У Бэкингема на сей счет было иное мнение. Он давно заметил, что этот светловолосый нортумберлендец порой довольно странно поглядывает на баронессу. В его взгляде улавливалось какое-то слепое обожание своей, госпожи, скорее даже – немая обреченная влюбленность. Просто удивительно, почему ни сам Майсгрейв, ни его супруга якобы не замечают этого.

Он снова заговорил о короле.

– Двор Эдуарда сейчас считается одним из блистательнейших в Европе. Король сам следит за этим, и они с лордом Гастингсом разработали необыкновенно сложный и пышный этикет. Королева Элизабет тоже не чуждается церемоний, но тут она просто не знает удержу. Теперь даже ее мать, вернее мачеха, не смеет обратиться к ней, не опускаясь на колени. Когда же она восседает за столом, ее фрейлинам и лордам порой приходится по нескольку часов проводить на коленях, взирая, как Ее Величество отведывает те или иные яства.

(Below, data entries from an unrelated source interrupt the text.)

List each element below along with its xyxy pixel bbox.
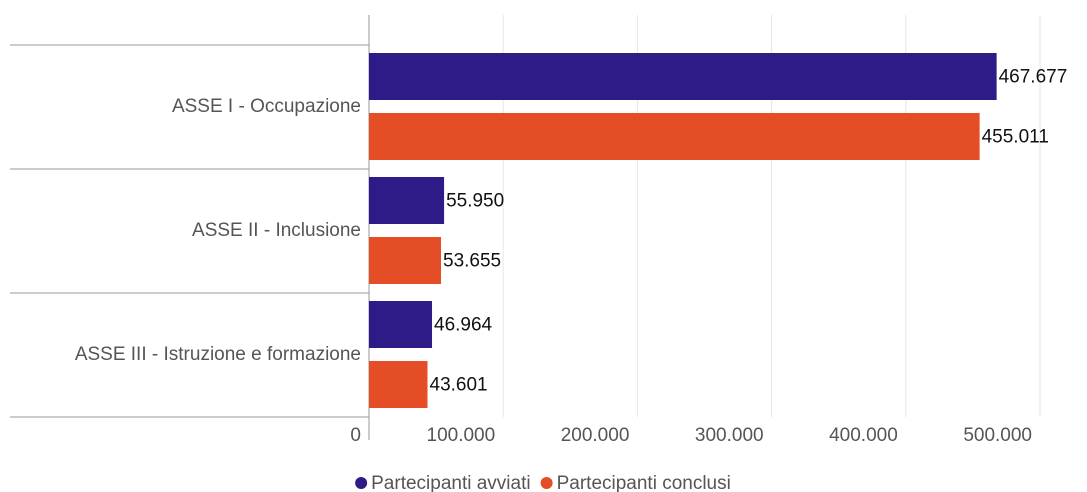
y-tick-label: ASSE I - Occupazione [172,96,361,117]
data-label: 53.655 [443,251,501,272]
bar [369,177,445,224]
x-tick-label: 500.000 [963,425,1032,446]
y-tick-label: ASSE II - Inclusione [192,220,361,241]
x-tick-label: 200.000 [561,425,630,446]
legend-marker [540,477,553,489]
x-tick-label: 100.000 [427,425,496,446]
bar [369,301,433,348]
data-label: 46.964 [434,315,493,336]
data-label: 43.601 [430,375,488,396]
bar [369,113,980,160]
legend-marker [355,477,368,489]
bar [369,53,997,100]
bar [369,361,428,408]
bar [369,237,442,284]
x-tick-label: 0 [350,425,361,446]
legend-label: Partecipanti avviati [371,473,530,492]
data-label: 455.011 [982,127,1049,148]
x-tick-label: 400.000 [829,425,898,446]
legend-label: Partecipanti conclusi [557,473,731,492]
data-label: 55.950 [446,191,504,212]
y-tick-label: ASSE III - Istruzione e formazione [75,344,361,365]
x-tick-label: 300.000 [695,425,764,446]
data-label: 467.677 [999,67,1068,88]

Баронесса оставила работу и обратила взгляд к герцогу.

– Ее Величество раньше называли воплощением красоты с золотыми волосами. По-прежнему ли она столь прекрасна?

Генри заметил, что при этих словах Филип Майсгрейв бросил на жену насмешливый взгляд. Совершенно неожиданно герцог вспомнил, что некогда слышал что-то о королеве и худородном рыцаре из Пограничья. Не о Майсгрейве ли шла речь?

– Почему вы молчите?

Анна не сводила с него глаз. Герцог улыбнулся:

– Ее Величество действительно великолепная дама. Однако я считаю, что льстецы несколько преувеличивают, именуя ее так. Думаю, в старой доброй Англии найдется немало дам, превосходящих очарованием мою коронованную свояченицу.

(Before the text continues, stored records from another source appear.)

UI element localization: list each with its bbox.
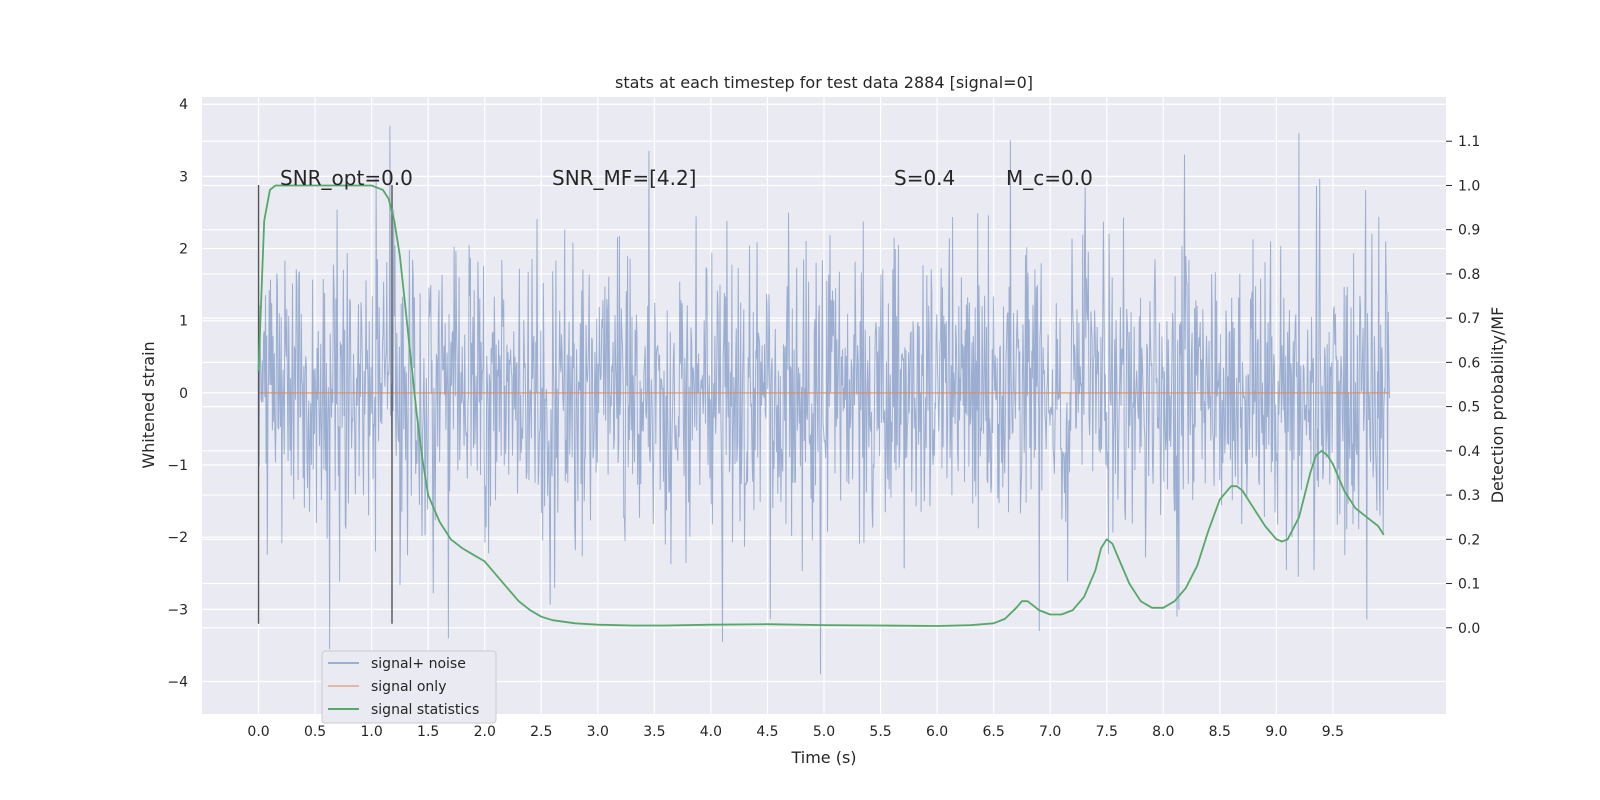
x-tick-label: 2.5 <box>530 724 552 740</box>
legend-label-signal-statistics: signal statistics <box>371 702 479 718</box>
y-tick-label: −3 <box>167 602 188 618</box>
x-tick-label: 8.5 <box>1209 724 1231 740</box>
legend-label-signal-only: signal only <box>371 679 446 695</box>
y-tick-label: 0 <box>179 386 188 402</box>
y-right-tick-label: 0.9 <box>1458 223 1480 239</box>
y-tick-label: 3 <box>179 169 188 185</box>
x-axis-label: Time (s) <box>790 748 856 767</box>
x-tick-label: 0.5 <box>304 724 326 740</box>
y-tick-label: 4 <box>179 97 188 113</box>
y-right-tick-label: 0.1 <box>1458 577 1480 593</box>
y-right-tick-label: 1.0 <box>1458 178 1480 194</box>
signal-statistics-line <box>257 184 1385 627</box>
x-tick-label: 4.0 <box>700 724 722 740</box>
y-right-tick-label: 0.3 <box>1458 488 1480 504</box>
x-grid <box>257 97 1334 714</box>
x-tick-label: 0.0 <box>247 724 269 740</box>
x-tick-label: 1.0 <box>361 724 383 740</box>
x-tick-label: 9.5 <box>1322 724 1344 740</box>
x-tick-label: 6.0 <box>926 724 948 740</box>
x-tick-labels: 0.0 0.5 1.0 1.5 2.0 2.5 3.0 3.5 4.0 4.5 5.0 5.5 6.0 6… <box>247 724 1344 740</box>
signal-noise-line <box>258 125 1390 675</box>
legend-label-signal-noise: signal+ noise <box>371 656 466 672</box>
legend-box <box>321 650 497 724</box>
x-tick-label: 8.0 <box>1152 724 1174 740</box>
legend: signal+ noise signal only signal statist… <box>321 650 497 724</box>
annotation-mc: M_c=0.0 <box>1006 166 1093 190</box>
series-signal-noise <box>258 125 1390 675</box>
y-right-tick-label: 0.8 <box>1458 267 1480 283</box>
x-tick-label: 3.0 <box>587 724 609 740</box>
y-right-tick-label: 0.7 <box>1458 311 1480 327</box>
x-tick-label: 9.0 <box>1265 724 1287 740</box>
x-tick-label: 5.0 <box>813 724 835 740</box>
y-right-tick-label: 0.2 <box>1458 532 1480 548</box>
x-tick-label: 6.5 <box>983 724 1005 740</box>
y-right-tick-label: 1.1 <box>1458 134 1480 150</box>
y-right-tick-label: 0.0 <box>1458 621 1480 637</box>
y-left-tick-labels: −4 −3 −2 −1 0 1 2 3 4 <box>167 97 188 690</box>
y-tick-label: 2 <box>179 242 188 258</box>
x-tick-label: 7.0 <box>1039 724 1061 740</box>
y-tick-label: 1 <box>179 314 188 330</box>
x-tick-label: 2.0 <box>474 724 496 740</box>
annotation-s: S=0.4 <box>894 166 955 190</box>
y-tick-label: −4 <box>167 675 188 691</box>
y-right-tick-label: 0.6 <box>1458 355 1480 371</box>
x-tick-label: 3.5 <box>643 724 665 740</box>
vertical-markers <box>257 185 393 624</box>
y-right-tick-labels: 0.0 0.1 0.2 0.3 0.4 0.5 0.6 0.7 0.8 0.9 1.0 1.1 <box>1446 134 1480 637</box>
x-tick-label: 5.5 <box>869 724 891 740</box>
y-axis-label: Whitened strain <box>139 341 158 468</box>
annotation-snr-opt: SNR_opt=0.0 <box>280 166 413 190</box>
x-tick-label: 7.5 <box>1096 724 1118 740</box>
annotations: SNR_opt=0.0 SNR_MF=[4.2] S=0.4 M_c=0.0 <box>280 166 1093 190</box>
y-right-axis-label: Detection probability/MF <box>1488 307 1507 504</box>
series-signal-statistics <box>257 184 1385 627</box>
y-right-tick-label: 0.5 <box>1458 400 1480 416</box>
x-tick-label: 1.5 <box>417 724 439 740</box>
y-tick-label: −2 <box>167 530 188 546</box>
y-right-tick-label: 0.4 <box>1458 444 1480 460</box>
x-tick-label: 4.5 <box>756 724 778 740</box>
y-tick-label: −1 <box>167 458 188 474</box>
annotation-snr-mf: SNR_MF=[4.2] <box>552 166 696 190</box>
chart-title: stats at each timestep for test data 288… <box>615 73 1033 92</box>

Вероятно, в голосе Бэкингема проскользнули нотки неприязни, которую этот аристократ питал к заносчивой даме, добившейся трона, вскружив голову юному Эдуарду Йорку. Майсгрейв, его жена и внимательно наблюдавший за собеседниками капеллан обменялись взглядами. Но герцог снова заговорил:

– Возможно, Элизабет Вудвиль когда-то и была хороша. Но ведь и ее царственного супруга именовали «шесть футов мужской красоты». Однако сейчас он изрядно раздобрел, поскольку любит хорошо поесть. Мне довелось видеть, как Его Величество принимает рвотное, дабы иметь возможность вновь наполнить желудок. Эдуард Йорк не знает меры ни в чем, это известно всем. Что, однако, не мешает ему любить танцы, молоденьких девушек и охоту. И хотя он уже с трудом взбирается в седло, он почти каждую неделю устраивает травли в Уолтхемском лесу. Правда, зачастую в его охотничьей свите оказывается больше низко родных купцов, нежели знатных вельмож. Эдуард очень и очень благоволит к лондонским толстосумам. У него особые счета с ними, и порой он даже входит с ними в долю, когда те везут на континент шерсть. Поистине мир перевернулся, если короли стали отдавать предпочтение купцам, хотя, насколько я слышал, даже великий Делатель Королей имел с ними тесные связи.

Леди Анна вдруг уронила шитье и резко поднялась.